Tádzio França
Repórter
Edgar surgiu como uma entidade invocada de um terreiro futurista
Entre o sobe e desce da ladeira que separava os quatro palcos do festival, aproveitou mais quem fez um “mapeamento” prévio do que gostaria de ver. Mas, quem se jogou sem programações, experimentou vários sons distintos ao longo da noite. O sábado pode ter começado para uns com o batuque forte e ancestral da Nação Zambêracatu, e para outros com a lânguida brisa sonora da cantora BEX – que talvez rendesse melhor num palco menor. O jazz millennial da moça pede um cenário mais intimista.
Nada intimista foi a apresentação das rappers da Sinta a Liga Crew. As paraibanas são conhecidas pelo rap combativo, ao mesmo tempo que fogem de seus clichês. Com língua afiadíssima – e ótimo flow – elas debocharam dos machistas, desceram até o chão, sensualizaram, e detonaram os machistas mais um pouco. O tom político – mas em ritmo de rock melódico – também imperou no show de Talma & Gadelha, que mostrou seu novo trabalho para o público.

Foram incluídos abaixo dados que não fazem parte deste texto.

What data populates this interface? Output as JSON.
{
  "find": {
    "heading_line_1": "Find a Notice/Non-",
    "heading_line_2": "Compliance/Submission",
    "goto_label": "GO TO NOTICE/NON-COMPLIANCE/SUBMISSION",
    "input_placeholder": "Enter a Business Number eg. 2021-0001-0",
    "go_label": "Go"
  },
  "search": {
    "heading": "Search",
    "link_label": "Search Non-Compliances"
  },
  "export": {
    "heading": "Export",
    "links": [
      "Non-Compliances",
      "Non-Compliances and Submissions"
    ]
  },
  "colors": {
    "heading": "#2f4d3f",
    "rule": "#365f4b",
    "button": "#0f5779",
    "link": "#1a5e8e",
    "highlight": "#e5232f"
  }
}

Mas o ponto alto da noite – e do festival – chegou ao som sintético e grave do rapper paulista Edgar. Aliás, ele não parece com nada no hip hop brasileiro atual. No palco, surgiu como uma entidade invocada de um terreiro futurista: a roupa, uma combinação antiga de saia e blusa, a máscara, uma releitura de paramentos do candomblé. A força cênica de sua presença harmonizou perfeitamente com a música, quase toda do elogiado álbum “Ultrassom”.
Edgar, entre o canto e a fala, mandou vários pontos altos de seu disco, como “Go pro”, “Print”, “Liquida”, “O amor está preso?”, e a assustadora “Plástico” – em que, já sem máscara, encena um vômito (de plástico) e faz a plateia se arrepiar com a frase “O futuro é uma criança com medo de nós!”. A distopia nunca foi tão hip hop.
Para suavizar o ambiente, a cantora Céu veio com seus hits (e quase hits) e algumas covers – como “Enjoy the silence”, do Depeche Mode. Nem a voz fragilizada impediu Céu de embevecer os fãs. Quem aguentou o rojão, não perdeu por esperar pelo DJ Patricktor4, que foi até a madrugada com um set que foi do ragga ao house ao rap ao jungle a Tim Maia – e algo mais.
No domingo, em meio a uma programação de acento rocker, destacou-se a cantora Letícia Novaes, que encerrou o festival com o projeto “Letrux Em Noite de Climão”. Presente em todas as listas de melhores álbuns de 2017, Letrux não decepcionou. Tocou todas as 10 músicas do festejado disco. Teve trilha sonora de Ghost na abertura da dramática “Amoruim”. Teve referência a um poema de E.e cummings em “5 years old”. Teve discurso político e gritos de “elenão”. E teve a característica e marcante postura teatral de Letícia.
Ao longo de dois dias a 15ª edição do DoSol apresentou quase 54 atrações, numa seleção eclética de nomes que estão despontando na música brasileira contemporânea, e alguns consagrados na seara alternativa.